New York City Mayor Eric Adams has only been in office since January 1, 2022, but a new report indicates that the mayor of the Big Apple may already be considering a higher office in 2024.
On Saturday, the New York Post reported that sources close to Adams have claimed that the mayor is seriously considering making a presidential run, and is also being encouraged to do so by Republicans in the city.
“Eric has told me repeatedly that he thinks that he has a platform to run for national office, for president in 2024,” the unnamed source told the Post. “He has said that repeatedly. He thinks New York is a national platform. He thinks the national party has gotten too far to the left and he thinks he has a platform to win.”
One Republican official in New York claimed he told Adams that he could have a real chance, too, the Post added.
“I said you really have to consider that you are young enough where you will have a life after the mayoralty and if you solve the crime problem there would be a lot of interest in a big city Democrat, African American with progressive values but who mediated the crime problem in a major city,” he said.
Adams, for his part, denied the story completely.
“That’s a silly, silly story. I never had a conversation about that and I love being mayor, and you can run the country from New York City,” Adams told the paper. “I’m the mayor. That’s all I’m focused on.”

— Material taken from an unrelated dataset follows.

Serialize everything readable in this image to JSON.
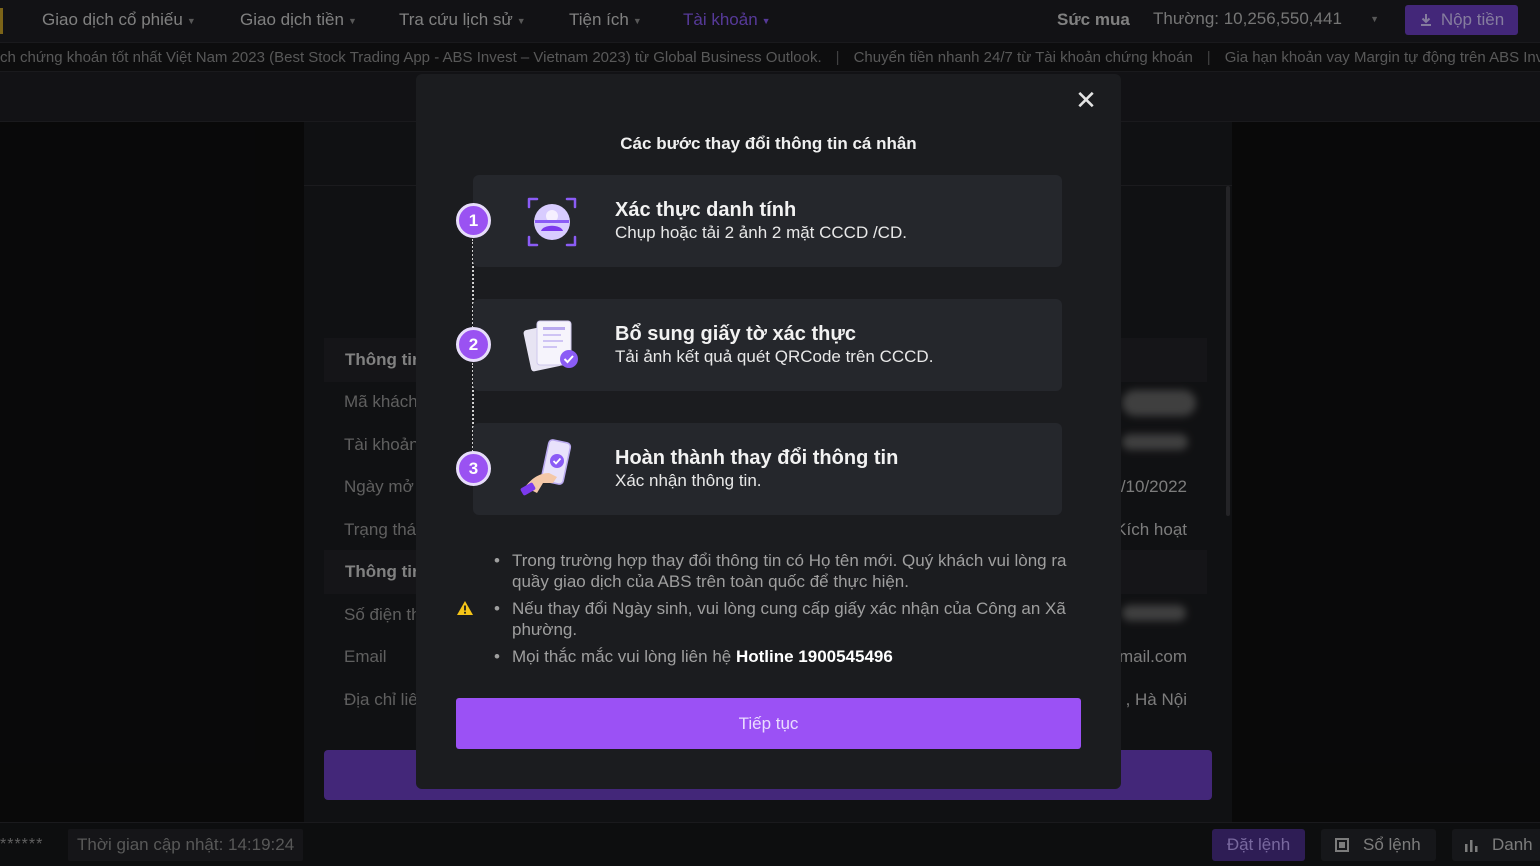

While Adams may think he can run the country from his hometown, polls indicate that his own residents don’t believe he is doing an adequate job running the city, let alone an entire nation.

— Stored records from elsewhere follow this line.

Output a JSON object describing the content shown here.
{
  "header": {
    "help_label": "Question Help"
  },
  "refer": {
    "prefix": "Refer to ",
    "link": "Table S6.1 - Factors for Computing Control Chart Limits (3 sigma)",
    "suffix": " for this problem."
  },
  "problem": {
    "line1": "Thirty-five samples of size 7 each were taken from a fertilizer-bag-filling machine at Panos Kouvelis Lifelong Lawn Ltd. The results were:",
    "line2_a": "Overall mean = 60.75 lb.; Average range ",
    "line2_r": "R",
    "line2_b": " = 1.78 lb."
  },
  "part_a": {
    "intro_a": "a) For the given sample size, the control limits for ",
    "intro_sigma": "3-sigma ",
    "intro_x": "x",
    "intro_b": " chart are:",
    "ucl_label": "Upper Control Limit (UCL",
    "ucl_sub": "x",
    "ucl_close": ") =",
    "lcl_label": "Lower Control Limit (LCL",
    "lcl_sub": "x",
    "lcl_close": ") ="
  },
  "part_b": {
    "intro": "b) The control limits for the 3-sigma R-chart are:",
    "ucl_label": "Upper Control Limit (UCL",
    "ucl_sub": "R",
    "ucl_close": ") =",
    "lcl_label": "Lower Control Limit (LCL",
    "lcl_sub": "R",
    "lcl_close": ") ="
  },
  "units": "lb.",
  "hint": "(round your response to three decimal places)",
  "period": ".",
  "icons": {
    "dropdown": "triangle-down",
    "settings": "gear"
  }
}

In early May, New York 1 reported that Adams held a 43% approval rating and 37% disapproval rating amongst New Yorkers. “But that represented a downward trend from the last poll in February, when his job approval was 46-27,” the media outlet added.

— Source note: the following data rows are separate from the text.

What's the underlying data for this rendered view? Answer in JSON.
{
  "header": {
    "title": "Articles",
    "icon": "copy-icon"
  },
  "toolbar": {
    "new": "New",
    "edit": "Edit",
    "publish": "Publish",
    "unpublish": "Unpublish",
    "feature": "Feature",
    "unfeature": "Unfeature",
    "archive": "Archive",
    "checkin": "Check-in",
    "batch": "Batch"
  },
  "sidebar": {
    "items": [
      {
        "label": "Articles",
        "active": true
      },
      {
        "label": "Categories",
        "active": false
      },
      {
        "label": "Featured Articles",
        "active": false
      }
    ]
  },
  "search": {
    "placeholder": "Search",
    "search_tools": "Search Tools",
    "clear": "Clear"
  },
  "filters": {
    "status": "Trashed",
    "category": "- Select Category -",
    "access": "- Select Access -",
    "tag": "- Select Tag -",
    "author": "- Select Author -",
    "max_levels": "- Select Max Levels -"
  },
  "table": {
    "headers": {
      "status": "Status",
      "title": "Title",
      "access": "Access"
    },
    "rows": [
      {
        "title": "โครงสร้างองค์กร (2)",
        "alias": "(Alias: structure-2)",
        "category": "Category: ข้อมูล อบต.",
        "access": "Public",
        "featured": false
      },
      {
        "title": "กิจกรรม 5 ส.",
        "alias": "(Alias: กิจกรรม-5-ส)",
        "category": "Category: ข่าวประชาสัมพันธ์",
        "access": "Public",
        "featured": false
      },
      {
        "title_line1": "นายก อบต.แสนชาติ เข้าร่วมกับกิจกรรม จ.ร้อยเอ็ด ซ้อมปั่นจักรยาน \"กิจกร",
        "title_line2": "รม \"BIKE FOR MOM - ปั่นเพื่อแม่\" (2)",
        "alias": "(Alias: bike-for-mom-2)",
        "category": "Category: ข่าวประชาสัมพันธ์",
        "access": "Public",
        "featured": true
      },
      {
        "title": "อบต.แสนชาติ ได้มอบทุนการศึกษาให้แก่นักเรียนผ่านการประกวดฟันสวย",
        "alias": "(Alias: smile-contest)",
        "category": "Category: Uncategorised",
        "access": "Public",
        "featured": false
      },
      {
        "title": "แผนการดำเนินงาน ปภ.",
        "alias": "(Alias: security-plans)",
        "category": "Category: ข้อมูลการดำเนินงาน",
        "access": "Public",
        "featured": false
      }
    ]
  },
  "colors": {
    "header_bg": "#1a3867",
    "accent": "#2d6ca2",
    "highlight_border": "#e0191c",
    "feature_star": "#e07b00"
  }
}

“The shift may be due to a persistent rise in crime, which about half of voters say is the most urgent issue facing the city,” NY also speculated. “And their confidence in Adams to stem the tide appears to be shrinking in the face of high-profile crimes like last month’s subway shooting.”
The majority of New Yorkers appear to disapprove of how Adams is handling crime. According to NY 1, 37% approve of his job handling crime while 54% disapprove. In February, 49% approved, while 35% disapproved.
Yet, Chris Coffey, co-CEO of the political group Tusk Strategies, told the Post that Adams could have a shot at the highest office in the land if he gets crime under control.
“He is one of the best known black elected officials in the country,” Coffey said. “The play works if Adams makes progress on crime and the president decides not to run. I think he would be crazy not to consider it.”